The Snellings spent the years after the war stationed in Plattsburg, New York. There, Abigail gave birth to Henry Hunt on November 8, 1816. He was the second child of Josiah and Abigail; their first, Mary, had been born in 1813. They had three more children who survived past infancy: James, born in 1822; Marion, born in 1825; and Josiah, born in 1827.
A lieutenant colonel by 1818, Josiah Snelling was promoted to full colonel of the Fifth Infantry Regiment on June 1, 1819. He was ordered to the confluence of the Mississippi and St. Peters (now Minnesota) Rivers to replace Lieutenant Colonel Henry Leavenworth and establish a headquarters for the Fifth Infantry. After a year at the confluence, Leavenworth’s men had established only temporary quarters.
After his arrival in the fall of 1820, Snelling quickly broke ground on the first permanent barracks. With the help of engineer Lieutenant Robert McCabe, Snelling designed a diamond-shaped, limestone fort on the bluff above the rivers. This construction took five years for the enlisted men to complete.
By 1821, the post was given the official name of Fort St. Anthony. General Winfield Scott made an inspection in 1824 and recommended that it be renamed for its commander. In 1825, the name Fort Snelling became official.
Snelling’s command of the fort focused on survival. He could not always count on the long supply lines that supported it. His men spent most of their time farming and cutting timber, and Snelling was criticized by his subordinate officers for the lack of military drilling that took place.
As commandant, Snelling also collaborated with Indian Agent Lawrence Taliaferro to represent the U.S. government in meetings with the Dakota and Ojibwe, largely to settle disputes that could disrupt trade.
Snelling illegally utilized the labor of enslaved people in his household at the fort. He rented the labor of a man named William from Taliaferro, and purchased two women, Mary and Louisa, in 1827.
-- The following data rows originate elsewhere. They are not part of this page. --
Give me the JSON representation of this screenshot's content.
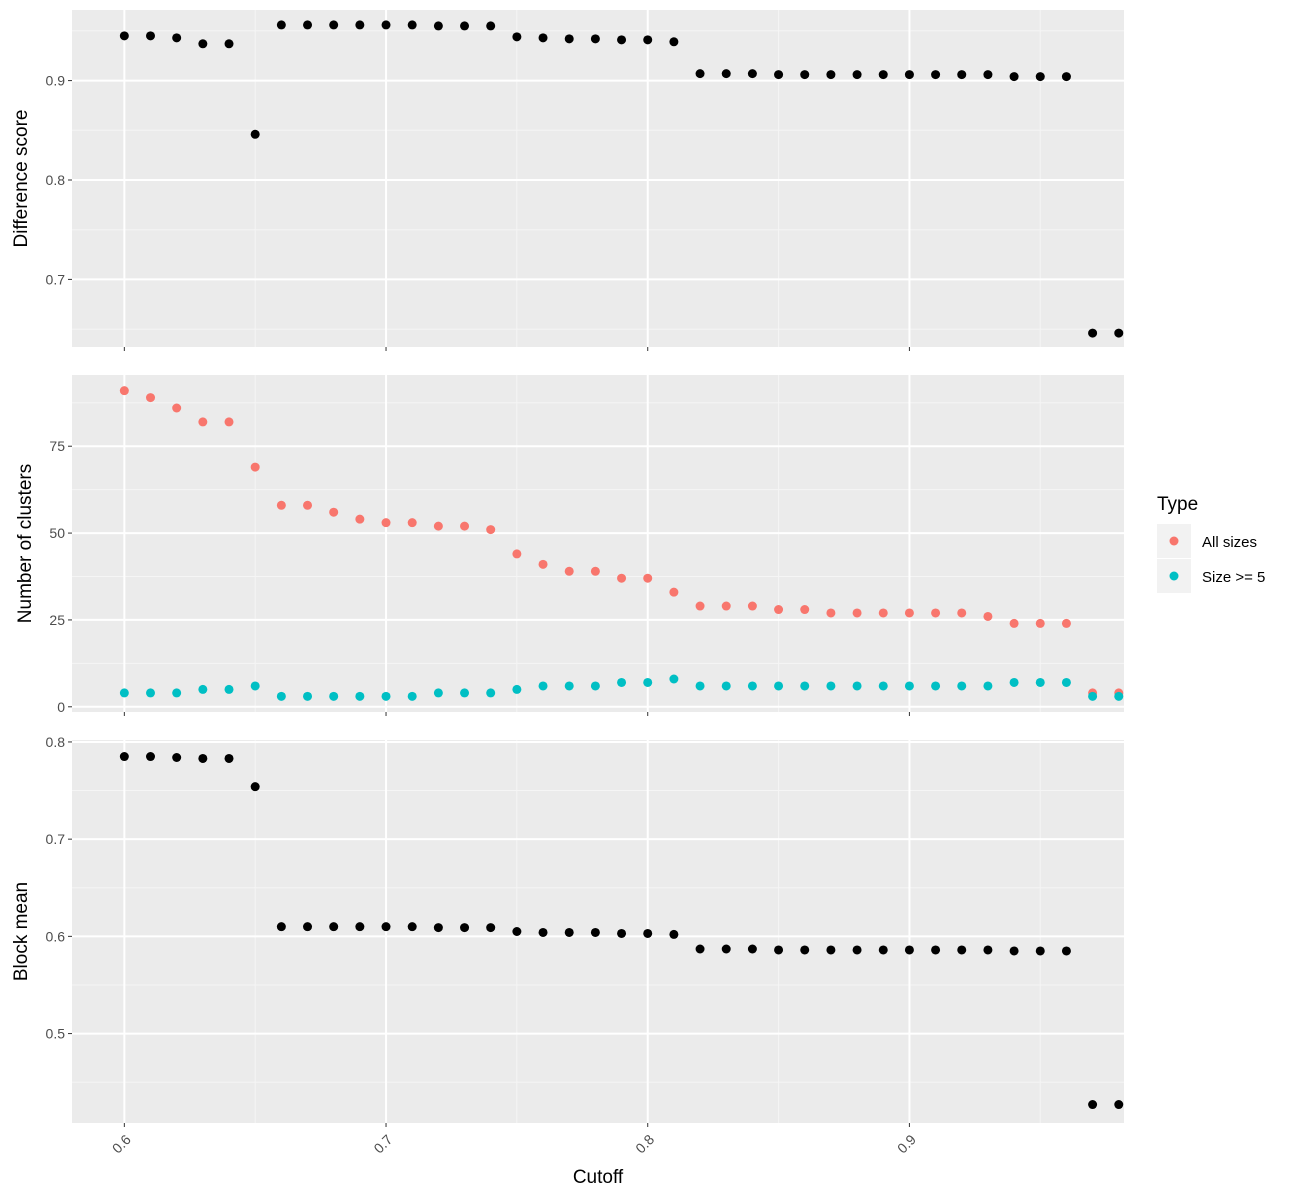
{
  "colors": {
    "panel_bg": "#EBEBEB",
    "grid_major": "#FFFFFF",
    "grid_minor": "#F5F5F5",
    "tick": "#333333",
    "black_points": "#000000",
    "all_sizes": "#F8766D",
    "size_ge_5": "#00BFC4"
  },
  "chart_data": [
    {
      "type": "scatter",
      "panel": "top",
      "ylabel": "Difference score",
      "xlim": [
        0.58,
        0.982
      ],
      "ylim": [
        0.632,
        0.971
      ],
      "y_ticks": [
        "0.7",
        "0.8",
        "0.9"
      ],
      "y_tick_values": [
        0.7,
        0.8,
        0.9
      ],
      "x_ticks": [
        0.6,
        0.7,
        0.8,
        0.9
      ],
      "show_x_tick_labels": false,
      "series": [
        {
          "color": "#000000",
          "x": [
            0.6,
            0.61,
            0.62,
            0.63,
            0.64,
            0.65,
            0.66,
            0.67,
            0.68,
            0.69,
            0.7,
            0.71,
            0.72,
            0.73,
            0.74,
            0.75,
            0.76,
            0.77,
            0.78,
            0.79,
            0.8,
            0.81,
            0.82,
            0.83,
            0.84,
            0.85,
            0.86,
            0.87,
            0.88,
            0.89,
            0.9,
            0.91,
            0.92,
            0.93,
            0.94,
            0.95,
            0.96,
            0.97,
            0.98
          ],
          "y": [
            0.945,
            0.945,
            0.943,
            0.937,
            0.937,
            0.846,
            0.956,
            0.956,
            0.956,
            0.956,
            0.956,
            0.956,
            0.955,
            0.955,
            0.955,
            0.944,
            0.943,
            0.942,
            0.942,
            0.941,
            0.941,
            0.939,
            0.907,
            0.907,
            0.907,
            0.906,
            0.906,
            0.906,
            0.906,
            0.906,
            0.906,
            0.906,
            0.906,
            0.906,
            0.904,
            0.904,
            0.904,
            0.646,
            0.646
          ]
        }
      ]
    },
    {
      "type": "scatter",
      "panel": "middle",
      "ylabel": "Number of clusters",
      "xlim": [
        0.58,
        0.982
      ],
      "ylim": [
        -1.5,
        95.5
      ],
      "y_ticks": [
        "0",
        "25",
        "50",
        "75"
      ],
      "y_tick_values": [
        0,
        25,
        50,
        75
      ],
      "x_ticks": [
        0.6,
        0.7,
        0.8,
        0.9
      ],
      "show_x_tick_labels": false,
      "legend": {
        "title": "Type",
        "placement": "right"
      },
      "series": [
        {
          "name": "All sizes",
          "color": "#F8766D",
          "x": [
            0.6,
            0.61,
            0.62,
            0.63,
            0.64,
            0.65,
            0.66,
            0.67,
            0.68,
            0.69,
            0.7,
            0.71,
            0.72,
            0.73,
            0.74,
            0.75,
            0.76,
            0.77,
            0.78,
            0.79,
            0.8,
            0.81,
            0.82,
            0.83,
            0.84,
            0.85,
            0.86,
            0.87,
            0.88,
            0.89,
            0.9,
            0.91,
            0.92,
            0.93,
            0.94,
            0.95,
            0.96,
            0.97,
            0.98
          ],
          "y": [
            91,
            89,
            86,
            82,
            82,
            69,
            58,
            58,
            56,
            54,
            53,
            53,
            52,
            52,
            51,
            44,
            41,
            39,
            39,
            37,
            37,
            33,
            29,
            29,
            29,
            28,
            28,
            27,
            27,
            27,
            27,
            27,
            27,
            26,
            24,
            24,
            24,
            4,
            4
          ]
        },
        {
          "name": "Size >= 5",
          "color": "#00BFC4",
          "x": [
            0.6,
            0.61,
            0.62,
            0.63,
            0.64,
            0.65,
            0.66,
            0.67,
            0.68,
            0.69,
            0.7,
            0.71,
            0.72,
            0.73,
            0.74,
            0.75,
            0.76,
            0.77,
            0.78,
            0.79,
            0.8,
            0.81,
            0.82,
            0.83,
            0.84,
            0.85,
            0.86,
            0.87,
            0.88,
            0.89,
            0.9,
            0.91,
            0.92,
            0.93,
            0.94,
            0.95,
            0.96,
            0.97,
            0.98
          ],
          "y": [
            4,
            4,
            4,
            5,
            5,
            6,
            3,
            3,
            3,
            3,
            3,
            3,
            4,
            4,
            4,
            5,
            6,
            6,
            6,
            7,
            7,
            8,
            6,
            6,
            6,
            6,
            6,
            6,
            6,
            6,
            6,
            6,
            6,
            6,
            7,
            7,
            7,
            3,
            3
          ]
        }
      ]
    },
    {
      "type": "scatter",
      "panel": "bottom",
      "ylabel": "Block mean",
      "xlabel": "Cutoff",
      "xlim": [
        0.58,
        0.982
      ],
      "ylim": [
        0.408,
        0.802
      ],
      "y_ticks": [
        "0.5",
        "0.6",
        "0.7",
        "0.8"
      ],
      "y_tick_values": [
        0.5,
        0.6,
        0.7,
        0.8
      ],
      "x_ticks": [
        0.6,
        0.7,
        0.8,
        0.9
      ],
      "x_tick_labels": [
        "0.6",
        "0.7",
        "0.8",
        "0.9"
      ],
      "show_x_tick_labels": true,
      "series": [
        {
          "color": "#000000",
          "x": [
            0.6,
            0.61,
            0.62,
            0.63,
            0.64,
            0.65,
            0.66,
            0.67,
            0.68,
            0.69,
            0.7,
            0.71,
            0.72,
            0.73,
            0.74,
            0.75,
            0.76,
            0.77,
            0.78,
            0.79,
            0.8,
            0.81,
            0.82,
            0.83,
            0.84,
            0.85,
            0.86,
            0.87,
            0.88,
            0.89,
            0.9,
            0.91,
            0.92,
            0.93,
            0.94,
            0.95,
            0.96,
            0.97,
            0.98
          ],
          "y": [
            0.785,
            0.785,
            0.784,
            0.783,
            0.783,
            0.754,
            0.61,
            0.61,
            0.61,
            0.61,
            0.61,
            0.61,
            0.609,
            0.609,
            0.609,
            0.605,
            0.604,
            0.604,
            0.604,
            0.603,
            0.603,
            0.602,
            0.587,
            0.587,
            0.587,
            0.586,
            0.586,
            0.586,
            0.586,
            0.586,
            0.586,
            0.586,
            0.586,
            0.586,
            0.585,
            0.585,
            0.585,
            0.427,
            0.427
          ]
        }
      ]
    }
  ]
}
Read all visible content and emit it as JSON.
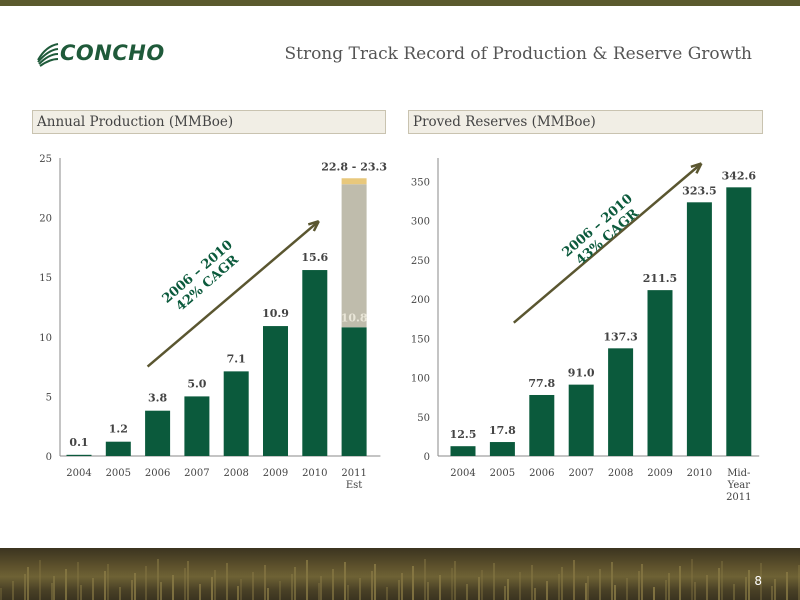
{
  "header": {
    "logo_text": "CONCHO",
    "title": "Strong Track Record of Production & Reserve Growth"
  },
  "page_number": "8",
  "colors": {
    "bar": "#0b5a3c",
    "top_range": "#e8c87c",
    "range_bar": "#bfbcac",
    "arrow": "#5a5630",
    "panel_head_bg": "#f1eee5"
  },
  "chart_data": [
    {
      "type": "bar",
      "title": "Annual Production (MMBoe)",
      "categories": [
        "2004",
        "2005",
        "2006",
        "2007",
        "2008",
        "2009",
        "2010",
        "2011 Est"
      ],
      "category_lines": [
        [
          "2004"
        ],
        [
          "2005"
        ],
        [
          "2006"
        ],
        [
          "2007"
        ],
        [
          "2008"
        ],
        [
          "2009"
        ],
        [
          "2010"
        ],
        [
          "2011",
          "Est"
        ]
      ],
      "values": [
        0.1,
        1.2,
        3.8,
        5.0,
        7.1,
        10.9,
        15.6,
        10.8
      ],
      "value_labels": [
        "0.1",
        "1.2",
        "3.8",
        "5.0",
        "7.1",
        "10.9",
        "15.6",
        "10.8"
      ],
      "range_top": {
        "category": "2011 Est",
        "low": 22.8,
        "high": 23.3,
        "label": "22.8 - 23.3"
      },
      "ylim": [
        0,
        25
      ],
      "yticks": [
        0,
        5,
        10,
        15,
        20,
        25
      ],
      "annotation": {
        "lines": [
          "2006 – 2010",
          "42% CAGR"
        ]
      },
      "grid": false
    },
    {
      "type": "bar",
      "title": "Proved Reserves (MMBoe)",
      "categories": [
        "2004",
        "2005",
        "2006",
        "2007",
        "2008",
        "2009",
        "2010",
        "Mid-Year 2011"
      ],
      "category_lines": [
        [
          "2004"
        ],
        [
          "2005"
        ],
        [
          "2006"
        ],
        [
          "2007"
        ],
        [
          "2008"
        ],
        [
          "2009"
        ],
        [
          "2010"
        ],
        [
          "Mid-",
          "Year",
          "2011"
        ]
      ],
      "values": [
        12.5,
        17.8,
        77.8,
        91.0,
        137.3,
        211.5,
        323.5,
        342.6
      ],
      "value_labels": [
        "12.5",
        "17.8",
        "77.8",
        "91.0",
        "137.3",
        "211.5",
        "323.5",
        "342.6"
      ],
      "ylim": [
        0,
        380
      ],
      "yticks": [
        0,
        50,
        100,
        150,
        200,
        250,
        300,
        350
      ],
      "annotation": {
        "lines": [
          "2006 – 2010",
          "43% CAGR"
        ]
      },
      "grid": false
    }
  ]
}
The colonel was not immune to the tensions that often ran high between officers stationed at the post. Although the articles of war forbade dueling, Snelling made it known that he would accept personal challenges from his subordinates. When Lieutenant David Hunter, who had a history of conflict with William Joseph, challenged him, Snelling had Hunter arrested for conduct unbecoming of an officer. Later, Snelling accepted the quarrelsome Lieutenant Joseph Baxley’s challenge, but Snelling’s heavy drinking prevented them from ever exchanging shots.
Snelling contracted chronic dysentery during the War of 1812, and by 1826, his health was failing. Both his illness and its treatment — typically opium and brandy — may have affected his judgment and command of his subordinates.
Snelling and his family left Fort Snelling in October of 1827, when he was ordered to Jefferson Barracks to testify in Hunter’s court martial. He then went to Washington, D.C., to answer for undocumented expenditures made on the army’s behalf. Snelling faced a possible court martial for embezzlement and for accepting Baxley’s duel challenge. He died in Washington on August 20, 1828, before the accusations against him could be investigated.